Participants in the control group had adherence and exacerbations accessed by pharmacy records, health practitioners watching inhaler technique, and use of a questionnaire.
At nurse-led education visits, participants in the active group received visual biofeedback on adherence and inhaler user error. They were also shown the relationships between treatment use and their ePEF.
During the nurse-led education visits for participants in the control group, participants heard a standard education program that included a discussion of the nature of asthma.
During the physician-led visits for participants in the active group, doctors were provided with asthma and adherence data that was factored into a decision algorithm on how to adjust treatment.
During the physician-led visits for participants in the control group, doctors relied on traditional methods such as visual assessment of the inhaler technique to decide whether to adjust treatment.
Of the active group, 14% were prescribed a net increase in treatment, while 32% of the control group were prescribed a net increase in treatment.
Of the active group, 31% were able to reduce their medication. In the control group, 18% were able to do this.
Of the 102 patients in the active group, 11 needed add-on biological therapy. Of the 98 control patients, 21 needed add-on biological therapy.
Dr. Jimmy Johannes, a pulmonologist and critical care medicine specialist at MemorialCare Long Beach Medical Center in California who was not involved with the study, told Medical News Today that he would be interested to read about future clinical trials about the INCA device.

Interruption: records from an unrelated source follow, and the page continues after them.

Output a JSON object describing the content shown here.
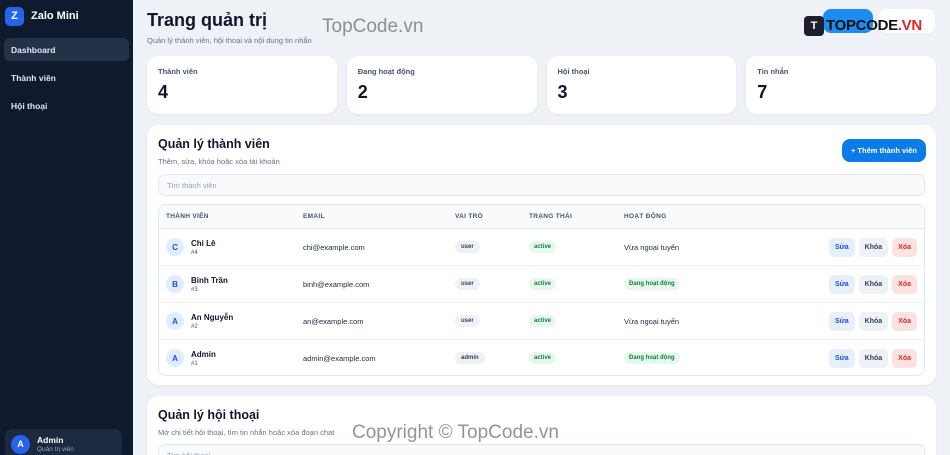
{
  "sidebar": {
    "brand_initial": "Z",
    "brand_name": "Zalo Mini",
    "items": [
      {
        "label": "Dashboard",
        "active": true
      },
      {
        "label": "Thành viên",
        "active": false
      },
      {
        "label": "Hội thoại",
        "active": false
      }
    ],
    "user": {
      "initial": "A",
      "name": "Admin",
      "role": "Quản trị viên"
    }
  },
  "header": {
    "title": "Trang quản trị",
    "subtitle": "Quản lý thành viên, hội thoại và nội dung tin nhắn"
  },
  "stats": [
    {
      "label": "Thành viên",
      "value": "4"
    },
    {
      "label": "Đang hoạt động",
      "value": "2"
    },
    {
      "label": "Hội thoại",
      "value": "3"
    },
    {
      "label": "Tin nhắn",
      "value": "7"
    }
  ],
  "members": {
    "title": "Quản lý thành viên",
    "subtitle": "Thêm, sửa, khóa hoặc xóa tài khoản",
    "add_label": "+ Thêm thành viên",
    "search_placeholder": "Tìm thành viên",
    "columns": [
      "THÀNH VIÊN",
      "EMAIL",
      "VAI TRÒ",
      "TRẠNG THÁI",
      "HOẠT ĐỘNG"
    ],
    "rows": [
      {
        "initial": "C",
        "name": "Chi Lê",
        "id": "#4",
        "email": "chi@example.com",
        "role": "user",
        "status": "active",
        "activity": "Vừa ngoại tuyến",
        "online": false
      },
      {
        "initial": "B",
        "name": "Bình Trần",
        "id": "#3",
        "email": "binh@example.com",
        "role": "user",
        "status": "active",
        "activity": "Đang hoạt động",
        "online": true
      },
      {
        "initial": "A",
        "name": "An Nguyễn",
        "id": "#2",
        "email": "an@example.com",
        "role": "user",
        "status": "active",
        "activity": "Vừa ngoại tuyến",
        "online": false
      },
      {
        "initial": "A",
        "name": "Admin",
        "id": "#1",
        "email": "admin@example.com",
        "role": "admin",
        "status": "active",
        "activity": "Đang hoạt động",
        "online": true
      }
    ],
    "actions": {
      "edit": "Sửa",
      "lock": "Khóa",
      "delete": "Xóa"
    }
  },
  "conversations": {
    "title": "Quản lý hội thoại",
    "subtitle": "Mở chi tiết hội thoại, tìm tin nhắn hoặc xóa đoạn chat",
    "search_placeholder": "Tìm hội thoại"
  },
  "watermarks": {
    "top": "TopCode.vn",
    "bottom": "Copyright © TopCode.vn",
    "logo_mark": "T",
    "logo_text": "TOPCODE",
    "logo_suffix": ".VN"
  },
  "colors": {
    "sidebar_bg": "#0f1a2e",
    "accent": "#0b7be6",
    "page_bg": "#eef1f6",
    "success": "#15803d",
    "danger": "#dc2626"
  }
}
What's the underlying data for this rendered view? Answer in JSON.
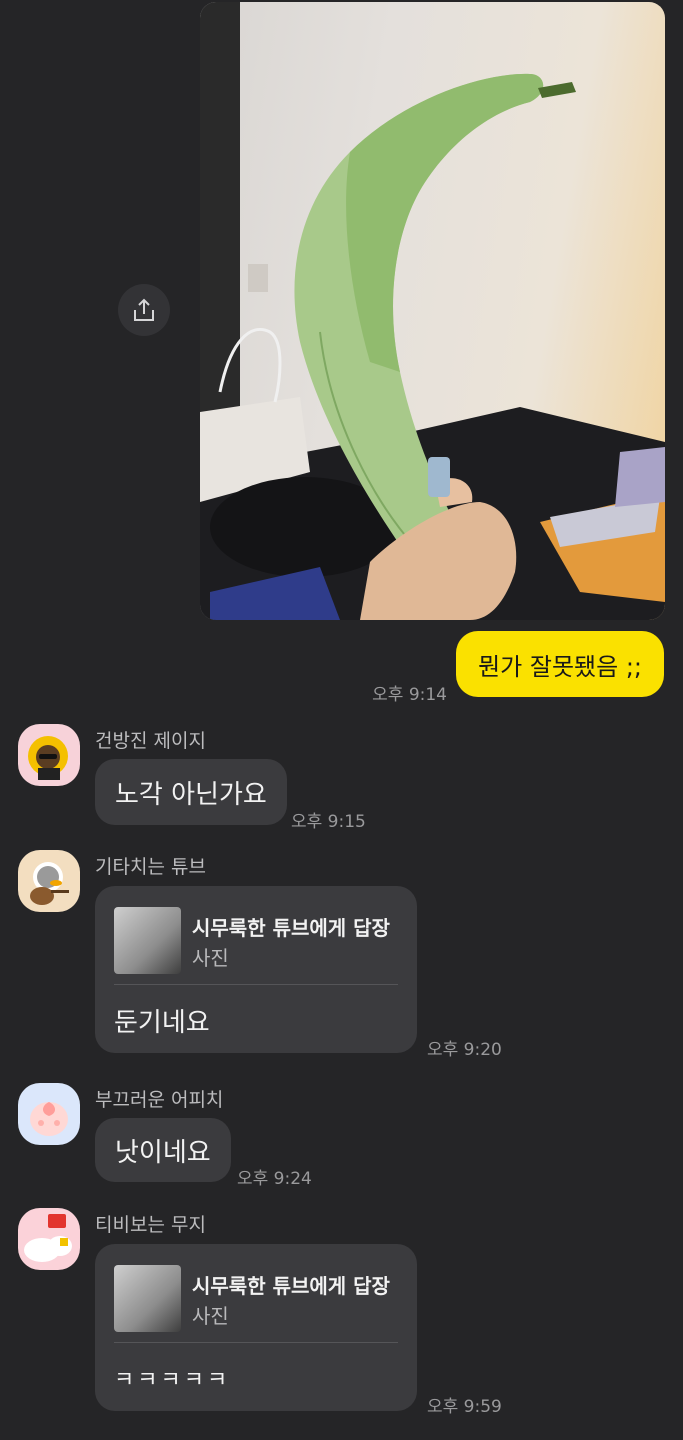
{
  "messages": {
    "mine": {
      "text": "뭔가 잘못됐음 ;;",
      "time": "오후 9:14"
    },
    "m1": {
      "sender": "건방진 제이지",
      "text": "노각 아닌가요",
      "time": "오후 9:15"
    },
    "m2": {
      "sender": "기타치는 튜브",
      "reply_title": "시무룩한 튜브에게 답장",
      "reply_sub": "사진",
      "text": "둔기네요",
      "time": "오후 9:20"
    },
    "m3": {
      "sender": "부끄러운 어피치",
      "text": "낫이네요",
      "time": "오후 9:24"
    },
    "m4": {
      "sender": "티비보는 무지",
      "reply_title": "시무룩한 튜브에게 답장",
      "reply_sub": "사진",
      "text": "ㅋㅋㅋㅋㅋ",
      "time": "오후 9:59"
    }
  },
  "icons": {
    "share": "share-icon"
  },
  "colors": {
    "background": "#252527",
    "my_bubble": "#fae100",
    "other_bubble": "#3b3b3e"
  }
}
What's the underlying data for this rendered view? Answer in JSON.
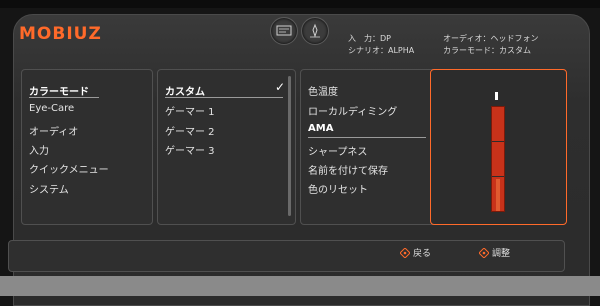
{
  "brand": "MOBIUZ",
  "status": {
    "input_label": "入　力：DP",
    "scenario_label": "シナリオ：ALPHA",
    "audio_label": "オーディオ：ヘッドフォン",
    "color_mode_label": "カラーモード：カスタム"
  },
  "icons": [
    "display-mode-icon",
    "light-tuner-icon"
  ],
  "menu": {
    "main": [
      "カラーモード",
      "Eye-Care",
      "オーディオ",
      "入力",
      "クイックメニュー",
      "システム"
    ],
    "sub": [
      "カスタム",
      "ゲーマー 1",
      "ゲーマー 2",
      "ゲーマー 3"
    ],
    "detail": [
      "色温度",
      "ローカルディミング",
      "AMA",
      "シャープネス",
      "名前を付けて保存",
      "色のリセット"
    ]
  },
  "selected_sub_check": "✓",
  "footer": {
    "back_label": "戻る",
    "adjust_label": "調整"
  },
  "colors": {
    "accent": "#ff6a2a",
    "bar": "#c8321a"
  }
}
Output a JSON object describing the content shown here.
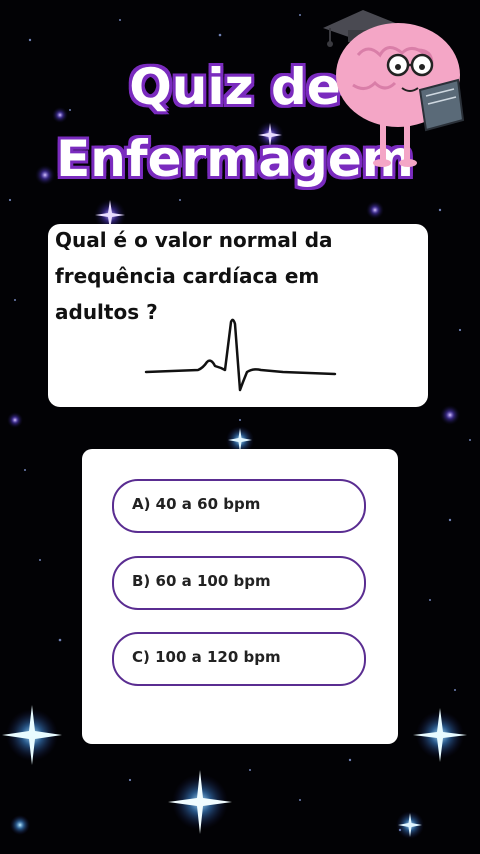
{
  "title": {
    "line1": "Quiz de",
    "line2": "Enfermagem"
  },
  "question": {
    "text": "Qual é o valor normal da frequência cardíaca em adultos ?"
  },
  "options": [
    {
      "label": "A) 40 a 60 bpm"
    },
    {
      "label": "B) 60 a 100 bpm"
    },
    {
      "label": "C) 100 a 120 bpm"
    }
  ],
  "colors": {
    "background": "#020205",
    "accent_purple": "#7b2cbf",
    "option_border": "#5a2d91",
    "card": "#ffffff",
    "mascot_pink": "#f4a6c6",
    "star_blue": "#7fd8ff"
  },
  "icons": {
    "mascot": "brain-mascot-icon",
    "ecg": "heartbeat-ecg-icon"
  }
}
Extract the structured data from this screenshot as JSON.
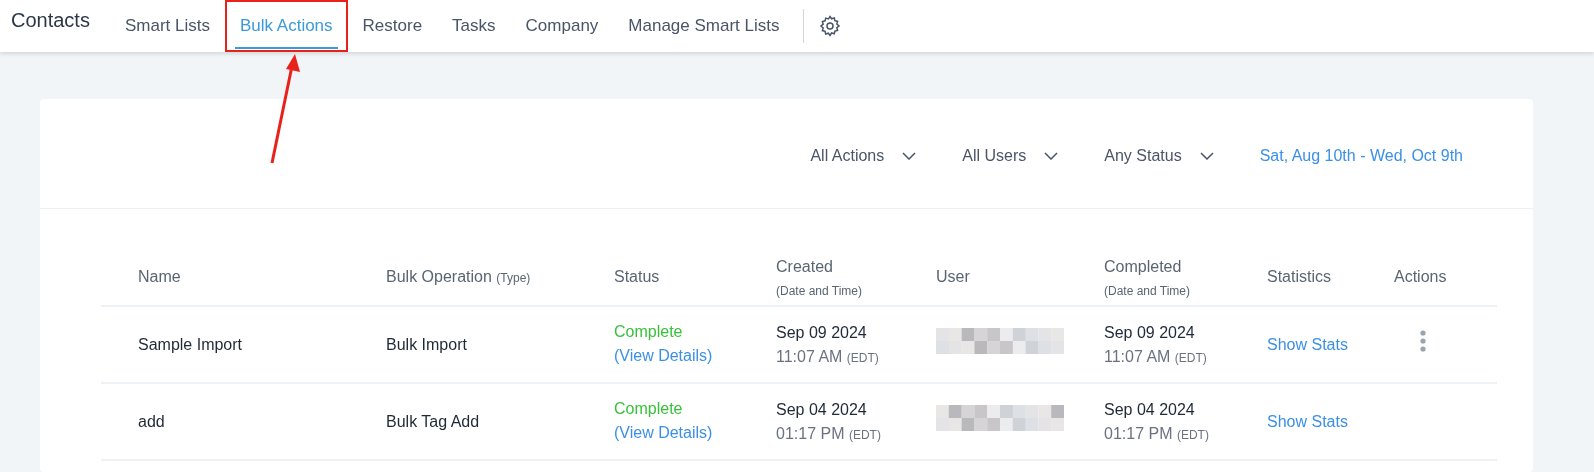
{
  "app_title": "Contacts",
  "tabs": [
    {
      "label": "Smart Lists",
      "selected": false,
      "highlighted": false
    },
    {
      "label": "Bulk Actions",
      "selected": true,
      "highlighted": true
    },
    {
      "label": "Restore",
      "selected": false,
      "highlighted": false
    },
    {
      "label": "Tasks",
      "selected": false,
      "highlighted": false
    },
    {
      "label": "Company",
      "selected": false,
      "highlighted": false
    },
    {
      "label": "Manage Smart Lists",
      "selected": false,
      "highlighted": false
    }
  ],
  "filters": [
    {
      "label": "All Actions"
    },
    {
      "label": "All Users"
    },
    {
      "label": "Any Status"
    }
  ],
  "date_range": "Sat, Aug 10th - Wed, Oct 9th",
  "table": {
    "columns": [
      {
        "label": "Name"
      },
      {
        "label": "Bulk Operation",
        "note": "(Type)"
      },
      {
        "label": "Status"
      },
      {
        "label": "Created",
        "sub": "(Date and Time)"
      },
      {
        "label": "User"
      },
      {
        "label": "Completed",
        "sub": "(Date and Time)"
      },
      {
        "label": "Statistics"
      },
      {
        "label": "Actions"
      }
    ],
    "rows": [
      {
        "name": "Sample Import",
        "operation": "Bulk Import",
        "status": "Complete",
        "details": "(View Details)",
        "created_date": "Sep 09 2024",
        "created_time": "11:07 AM",
        "created_tz": "(EDT)",
        "completed_date": "Sep 09 2024",
        "completed_time": "11:07 AM",
        "completed_tz": "(EDT)",
        "stats": "Show Stats",
        "menu": true
      },
      {
        "name": "add",
        "operation": "Bulk Tag Add",
        "status": "Complete",
        "details": "(View Details)",
        "created_date": "Sep 04 2024",
        "created_time": "01:17 PM",
        "created_tz": "(EDT)",
        "completed_date": "Sep 04 2024",
        "completed_time": "01:17 PM",
        "completed_tz": "(EDT)",
        "stats": "Show Stats",
        "menu": false
      }
    ]
  }
}
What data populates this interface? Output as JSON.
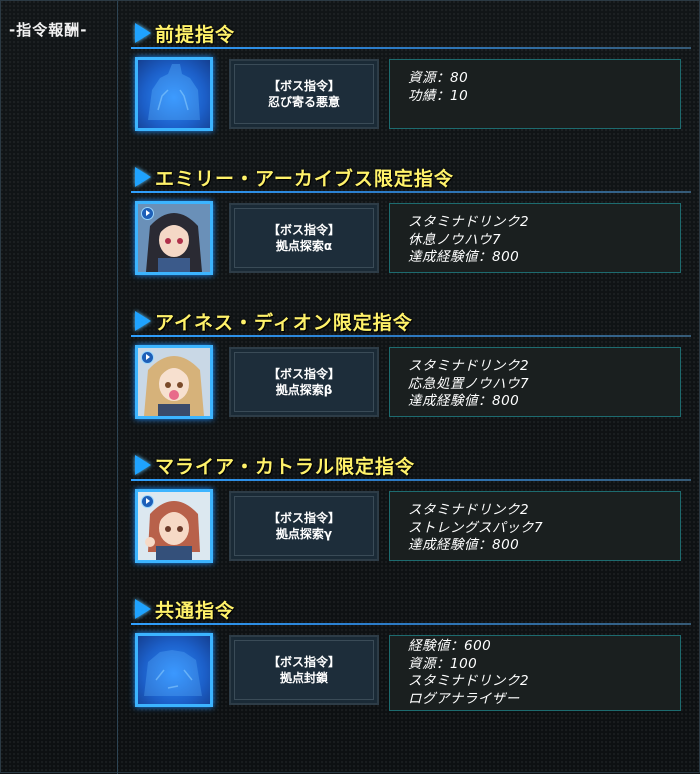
{
  "header_label": "-指令報酬-",
  "sections": [
    {
      "title": "前提指令",
      "portrait": "silhouette",
      "mission_type": "【ボス指令】",
      "mission_name": "忍び寄る悪意",
      "rewards": [
        "資源：80",
        "功績：10"
      ]
    },
    {
      "title": "エミリー・アーカイブス限定指令",
      "portrait": "character-black-hair",
      "mission_type": "【ボス指令】",
      "mission_name": "拠点探索α",
      "rewards": [
        "スタミナドリンク2",
        "休息ノウハウ7",
        "達成経験値：800"
      ]
    },
    {
      "title": "アイネス・ディオン限定指令",
      "portrait": "character-blonde-hair",
      "mission_type": "【ボス指令】",
      "mission_name": "拠点探索β",
      "rewards": [
        "スタミナドリンク2",
        "応急処置ノウハウ7",
        "達成経験値：800"
      ]
    },
    {
      "title": "マライア・カトラル限定指令",
      "portrait": "character-red-hair",
      "mission_type": "【ボス指令】",
      "mission_name": "拠点探索γ",
      "rewards": [
        "スタミナドリンク2",
        "ストレングスパック7",
        "達成経験値：800"
      ]
    },
    {
      "title": "共通指令",
      "portrait": "silhouette",
      "mission_type": "【ボス指令】",
      "mission_name": "拠点封鎖",
      "rewards": [
        "経験値：600",
        "資源：100",
        "スタミナドリンク2",
        "ログアナライザー"
      ]
    }
  ],
  "colors": {
    "title_yellow": "#fff26a",
    "accent_blue": "#1fa3ff",
    "reward_border": "#1d6b6f"
  }
}
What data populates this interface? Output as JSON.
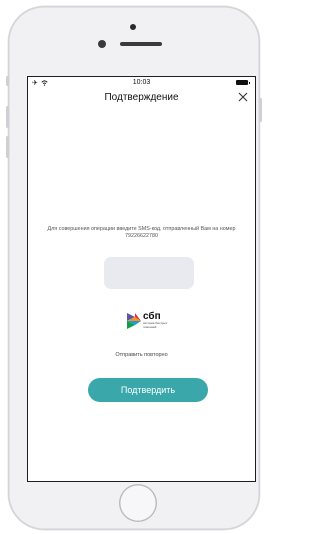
{
  "status_bar": {
    "time": "10:03"
  },
  "header": {
    "title": "Подтверждение",
    "close_icon": "close-icon"
  },
  "message": "Для совершения операции введите SMS-код, отправленный Вам на номер 79226622780",
  "code_input": {
    "value": "",
    "placeholder": ""
  },
  "sbp": {
    "name": "сбп",
    "subtitle": "система быстрых платежей"
  },
  "resend_label": "Отправить повторно",
  "confirm_label": "Подтвердить",
  "colors": {
    "accent": "#3aa8ab",
    "input_bg": "#e9eaef"
  }
}
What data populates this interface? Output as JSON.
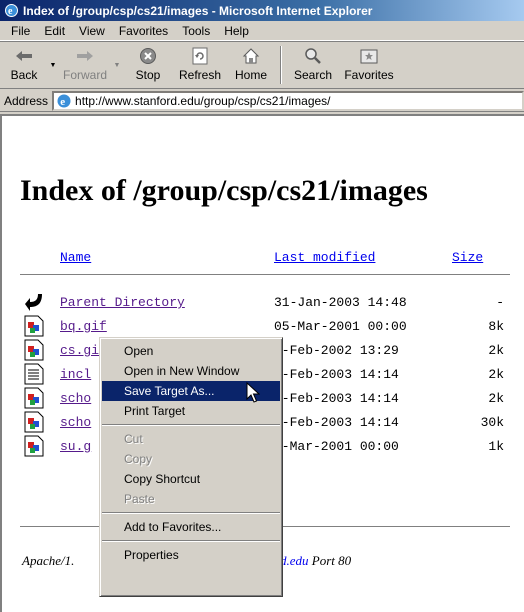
{
  "window": {
    "title": "Index of /group/csp/cs21/images - Microsoft Internet Explorer"
  },
  "menubar": {
    "items": [
      "File",
      "Edit",
      "View",
      "Favorites",
      "Tools",
      "Help"
    ]
  },
  "toolbar": {
    "back": "Back",
    "forward": "Forward",
    "stop": "Stop",
    "refresh": "Refresh",
    "home": "Home",
    "search": "Search",
    "favorites": "Favorites"
  },
  "address": {
    "label": "Address",
    "url": "http://www.stanford.edu/group/csp/cs21/images/"
  },
  "page": {
    "title": "Index of /group/csp/cs21/images",
    "columns": {
      "name": "Name",
      "modified": "Last modified",
      "size": "Size"
    },
    "rows": [
      {
        "name": "Parent Directory",
        "date": "31-Jan-2003 14:48",
        "size": "-",
        "icon": "parent-directory-icon"
      },
      {
        "name": "bq.gif",
        "date": "05-Mar-2001 00:00",
        "size": "8k",
        "icon": "image-file-icon"
      },
      {
        "name": "cs.gi",
        "date": "8-Feb-2002 13:29",
        "size": "2k",
        "icon": "image-file-icon"
      },
      {
        "name": "incl",
        "date": "4-Feb-2003 14:14",
        "size": "2k",
        "icon": "text-file-icon"
      },
      {
        "name": "scho",
        "date": "4-Feb-2003 14:14",
        "size": "2k",
        "icon": "image-file-icon"
      },
      {
        "name": "scho",
        "date": "4-Feb-2003 14:14",
        "size": "30k",
        "icon": "image-file-icon"
      },
      {
        "name": "su.g",
        "date": "5-Mar-2001 00:00",
        "size": "1k",
        "icon": "image-file-icon"
      }
    ],
    "footer": {
      "server": "Apache/1.",
      "host_link": "d.edu",
      "port": " Port 80"
    }
  },
  "context_menu": {
    "items": [
      {
        "label": "Open"
      },
      {
        "label": "Open in New Window"
      },
      {
        "label": "Save Target As..."
      },
      {
        "label": "Print Target"
      },
      {
        "label": "Cut"
      },
      {
        "label": "Copy"
      },
      {
        "label": "Copy Shortcut"
      },
      {
        "label": "Paste"
      },
      {
        "label": "Add to Favorites..."
      },
      {
        "label": "Properties"
      }
    ],
    "selected": "Save Target As..."
  },
  "colors": {
    "titlebar": "#0a246a",
    "selection": "#0a246a",
    "link": "#0000ee",
    "visited": "#551a8b",
    "chrome": "#d4d0c8"
  }
}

“We’ve known to a certain degree that adherence can be a big issue with our asthma patients,” Johannes said. “But to see one, the degree that it might be an issue, and also two, how much adherence improvement can result in reducing the treatment burden and reducing the use of biologics.”
The point of creating the device, Costello pointed out, isn’t to give doctors a way to catch patients not following directions.
“We’re looking to see if we can support people,” he said. “If they’re struggling to understand their condition or they’re struggling to use their inhaler correctly, it’s not fair to judge them as being non-adherent. It’s not fair that insurance companies put incredible barriers on people accessing biologics.”